Friday, February 12, 2010

The Mango’s Out to Get You

So back before Peru if you had mentioned the word mango to me I would have said it was a fruit that costs way too much fresh, is way too sweet when bought dry, and is great in juice. It was just some exotic fruit that they sure don’t grow in North Carolina though I’m pretty sure they’ve got them out in Cali and the west coast. A mango was just a mango. A fruit nothing else.

Oh was I wrong. The mango is a silent killer. When harvesting mangos a non ripe, or green, mango can fall from a very high branch and land directly on your head and cause a day-long headache. Or that same green mango can be covered in “mango milk” or the sap from the tree which causes a rash that rivals any poison ivy I’ve ever seen. Oh and heaven forbid you forgot that you had some of that mango milk on your hand and scratched that itch you had beside your eye. Forget pink eye, that’s bloodshot eye for at least 4 days and no you won’t be able to see out of that eye either for a while…might wanna head to the health post to get that looked at. Plus don’t listen to that little boy that lives beside you when he says that green mangos are delicious with salt; to me it tastes kinda like eating a banana peel and lemon peel smushed together with a little salt for seasoning. Then that little neighbor kid forgot to mention that a green mango piece can stick to the side of your intestines and cause one heck of a gastrointestinal issue if you’re lucky and possibly kill if you happen to be a tiny baby. (So that last one hasn’t been scientifically proven, but I’ll believe it after seeing the mango milk reaction…imagine that on your insides…) Not only are green mangos a cause for alarm for humans, they can kill your cow as well. Pay close attention to what those cows hanging out under the mango tree are doing. Silly things forget to chew green mangos (they don’t bother with the salt) and then get them lodged in their throats when the mango milk sticks to the sides. Puts a new spin on a hamburger with mango salsa huh?

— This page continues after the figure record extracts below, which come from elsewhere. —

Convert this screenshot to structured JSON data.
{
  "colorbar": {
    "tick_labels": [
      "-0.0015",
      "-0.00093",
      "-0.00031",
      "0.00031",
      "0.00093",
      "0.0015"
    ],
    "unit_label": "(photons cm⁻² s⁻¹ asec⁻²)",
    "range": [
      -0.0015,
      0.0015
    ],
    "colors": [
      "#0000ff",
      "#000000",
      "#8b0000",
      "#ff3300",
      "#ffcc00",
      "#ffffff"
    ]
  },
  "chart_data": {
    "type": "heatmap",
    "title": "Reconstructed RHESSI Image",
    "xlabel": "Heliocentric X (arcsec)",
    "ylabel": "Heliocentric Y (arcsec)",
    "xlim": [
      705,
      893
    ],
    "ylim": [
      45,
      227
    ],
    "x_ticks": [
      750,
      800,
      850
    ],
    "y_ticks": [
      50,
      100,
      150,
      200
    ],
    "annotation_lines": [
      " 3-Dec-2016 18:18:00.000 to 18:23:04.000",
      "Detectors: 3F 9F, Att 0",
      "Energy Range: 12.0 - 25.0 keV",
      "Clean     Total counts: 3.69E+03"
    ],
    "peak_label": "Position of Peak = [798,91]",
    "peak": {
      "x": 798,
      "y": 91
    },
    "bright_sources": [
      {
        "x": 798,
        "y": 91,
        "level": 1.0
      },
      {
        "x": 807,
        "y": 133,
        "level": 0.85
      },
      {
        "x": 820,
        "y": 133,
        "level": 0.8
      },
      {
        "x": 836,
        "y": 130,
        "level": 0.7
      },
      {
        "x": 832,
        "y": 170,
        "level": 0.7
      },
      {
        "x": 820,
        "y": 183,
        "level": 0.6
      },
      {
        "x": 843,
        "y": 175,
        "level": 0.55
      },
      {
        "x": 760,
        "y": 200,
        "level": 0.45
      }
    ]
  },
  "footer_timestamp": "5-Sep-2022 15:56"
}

And if you thought that just the green mangos were causing all the problems, well you haven’t seen anything yet. Careful eating that ripe mango, that juice doesn’t come out of your clothes. Oh and don’t you try to put some bleach on that juice stain on your favorite white shirt, before the bleach it was a nice yellow color but two seconds after contact with your former friend Mr. Clorox that stain turns a poop-green color that’s never to be reversed back that that sunny yellow. Now staining clothes aren’t too big of a deal, just make sure you wear the same old t-shirt every time you’re eating a mango. Also if you happen to have teeth, which most of us do, that mango’s got a beard. The inside of a mango is filled with these little strings intertwined throughout the flesh for the sole purpose of causing any mango eater at least 5 minutes of tooth-picking post-mango eating and the need for a good flossing. It’s probably all just a warning to eat just that one mango, but they’re just so dern tasty and we tend to forget and keep eating. Too many mangos, ripe as they are, cause another issue: Mango Stomach. Mango Stomach is another form of indigestion, indigestion from hell. That mango was just so tasty it seemed like a good idea at the time to eat three more, but you won’t be eating again for at least another 24 hours. It’s the mango diet.

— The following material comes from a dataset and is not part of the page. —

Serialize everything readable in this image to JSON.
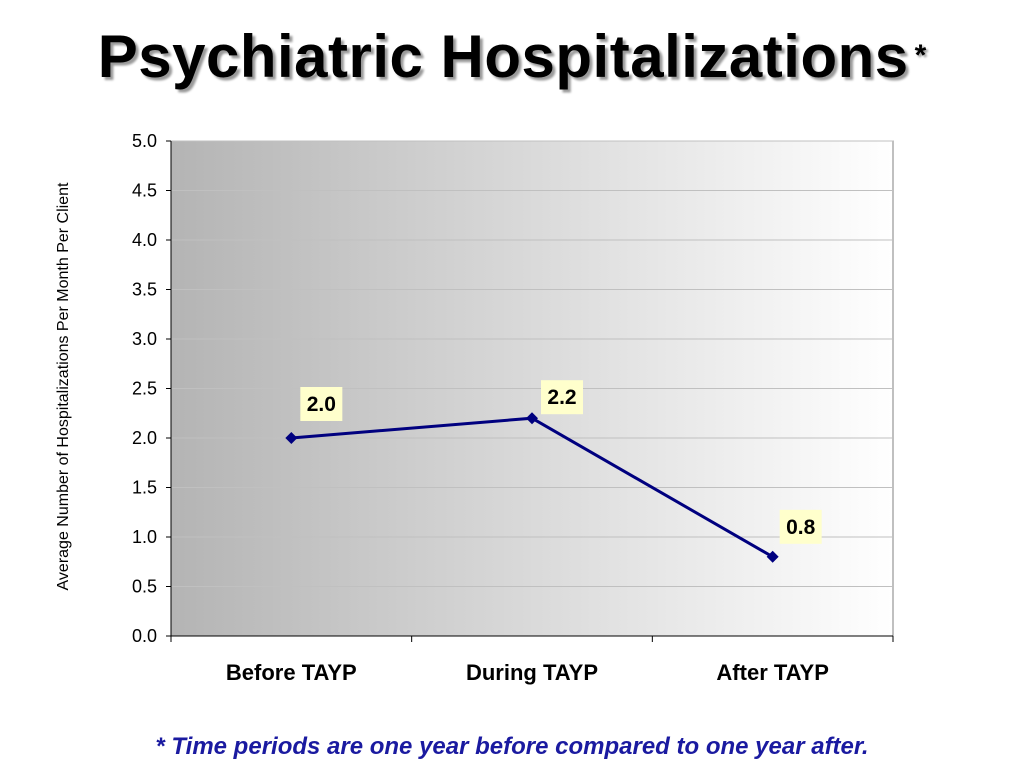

So after much thought, while sitting out on the log underneath my mango tree eating a few mangos in my mango eating shirt, I discovered something. It was probably a MSG (Ajinomoto) induced vision, that stuff will give you some weird dreams and day dreams as it turns out. However, I believe that the forbidden fruit couldn’t have possibly been an apple; it could only have been a mango. Let’s think this through people. Every drawing I’ve ever seen of this biblical scenario there are a few key details: A red snake, a forbidden fruit, a couple wearing nothing but foliage as clothing. So let’s break this down into parts. Apples grow in moderately cold zones right? I mean I’ve never heard of an apple growing in the middle of Texas. So this statement contradicts the shrubbery as clothing detail. I can’t see Adam and Eve being nice and comfy in their maple-bikinis in the middle of a North Carolina fall. It’s just not happening. Then snakes, the snake I always see is a bright red color, which to me implies he’s probably of the poisonous variety. Since when do you see a red poisonous snake in the middle of apple growing territory? The occasional copperhead of course, and those pesky water moccasins are a given, but a coral snake? I think not. But hot zones, they have some bright colored poisonous snakes out there, and come to think of it they grow mangos out there too…and what’s more comfortable in the sweltering heat than a good foliage-string bikini for her with matching loin cloth for him? Given it’s not a wicking material the sweat just rolls right off you! That snake was a mango vendor, no doubt about it.

Ok so the heat could be getting to me, but you have to admit. I make a pretty good point.